Fortunately I know people who contributed one of the articles and were gleefully engaged in blatant self-promotion on social media – pointing at you Charley Newnham!
Ongoing readers may recall some of Charley’s earlier contributions, published in less prestigious location than The Times. These days you could be forgiven for thinking that Charley works for one of those dating agencies – as the title of their commercial feature article is
“Forward-thinking organisation seeks resilience for long and prosperous future”
Actually she works for PwC – and the graphic above was part of the article as they sought to explain the idea of resilience in an enterprise context. Perhaps the best and most useful part is that they address strategic issues and net out the operational process areas into their neat little boxes, rather than thinking they occupy the entire canvas. Refreshing, as I have recently been at a gathering where resilience was much talked about but rarely understood.
As a commercial organisation I guess they felt obligated to offer a definition of resilience – and this one is useful (if you need to have such definitions) in that it recognises the broader (non-operational) aspects and highlights that it is not just about response and recovery to a crisis or disaster.
“True enterprise resilience is about having the ability and agility to survive, proactively adapt and evolve over a sustained period of time, not just in response to a crisis.”
Agility – the key is being agile, not just “doing” agile – is fundametal to becoming more resilient. Over recent months this has been a particular research interest for me also and is the core of my presentation at the Continuity Insights Management Conference in April 2014. And I agree wholeheartedly with this PwC article – especially the role of leadership (rather than management) and the conflict between visible process-based approaches (too often siloed and competing) and the need for cultural change and investments that go beyond addressing purely robustness and redundancy solutions.
Perhaps my favourite comment in the article goes to the heart of the professional challenge that we all have to confront and acknowledge before we can do more than simply pay lip service to any model of resilience.

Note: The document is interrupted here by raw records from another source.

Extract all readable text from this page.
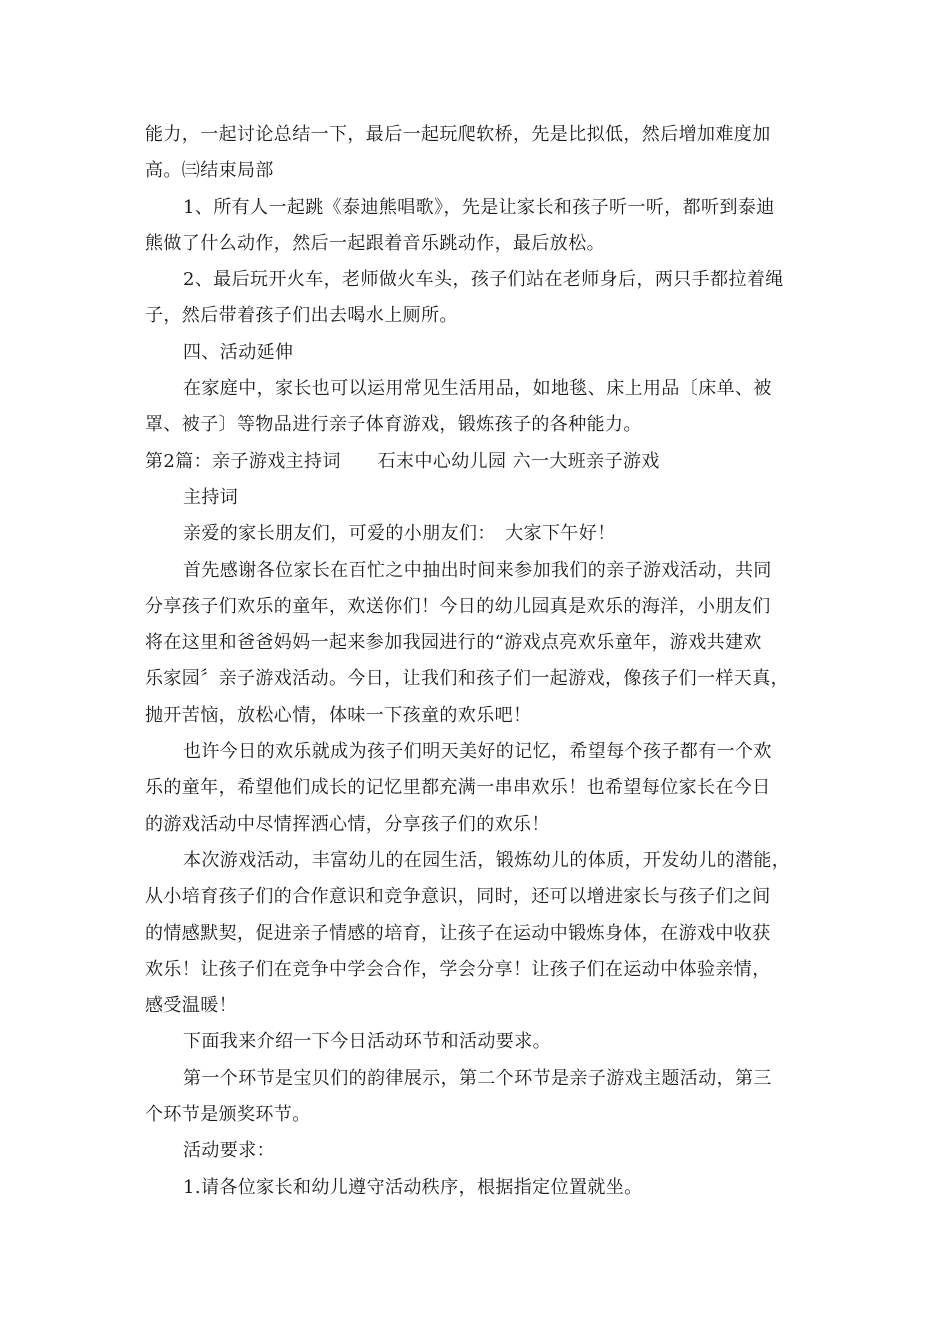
能力，一起讨论总结一下，最后一起玩爬软桥，先是比拟低，然后增加难度加
高。㈢结束局部
1、所有人一起跳《泰迪熊唱歌》，先是让家长和孩子听一听，都听到泰迪
熊做了什么动作，然后一起跟着音乐跳动作，最后放松。
2、最后玩开火车，老师做火车头，孩子们站在老师身后，两只手都拉着绳
子，然后带着孩子们出去喝水上厕所。
四、活动延伸
在家庭中，家长也可以运用常见生活用品，如地毯、床上用品〔床单、被
罩、被子〕等物品进行亲子体育游戏，锻炼孩子的各种能力。
第2篇：亲子游戏主持词　　石末中心幼儿园 六一大班亲子游戏
主持词
亲爱的家长朋友们，可爱的小朋友们：　大家下午好！
首先感谢各位家长在百忙之中抽出时间来参加我们的亲子游戏活动，共同
分享孩子们欢乐的童年，欢送你们！今日的幼儿园真是欢乐的海洋，小朋友们
将在这里和爸爸妈妈一起来参加我园进行的“游戏点亮欢乐童年，游戏共建欢
乐家园〞亲子游戏活动。今日，让我们和孩子们一起游戏，像孩子们一样天真，
抛开苦恼，放松心情，体味一下孩童的欢乐吧！
也许今日的欢乐就成为孩子们明天美好的记忆，希望每个孩子都有一个欢
乐的童年，希望他们成长的记忆里都充满一串串欢乐！也希望每位家长在今日
的游戏活动中尽情挥洒心情，分享孩子们的欢乐！
本次游戏活动，丰富幼儿的在园生活，锻炼幼儿的体质，开发幼儿的潜能，
从小培育孩子们的合作意识和竞争意识，同时，还可以增进家长与孩子们之间
的情感默契，促进亲子情感的培育，让孩子在运动中锻炼身体，在游戏中收获
欢乐！让孩子们在竞争中学会合作，学会分享！让孩子们在运动中体验亲情，
感受温暖！
下面我来介绍一下今日活动环节和活动要求。
第一个环节是宝贝们的韵律展示，第二个环节是亲子游戏主题活动，第三
个环节是颁奖环节。
活动要求：
1.请各位家长和幼儿遵守活动秩序，根据指定位置就坐。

The quote is from the article, the emphasis is mine;
“in our ever changing world, winners and losers are drawn from those able to see and act upon changing contexts and opportunities, and those who continue doing the same old things.”
Just to be clear – the losers are the ones who continue doing the same old things they have always done – but this time calling it Resilience.
A couple of further references for those who are interested in the subject of true resilience;
- go and look at the bibliography and literature reviews on Charley’s MSc blog
- take a look at the research Dr Robert Kay did for the Australian government and compare that model with the one discussed above.
- From competent execution of BAU to shaping markets, and the primacy of trust and culture.
- My own take on “True Enterprise Resilience” – published by DRJ in the USA.
Do you have a view on what constitutes “true resilience”? Why not, everybody else does?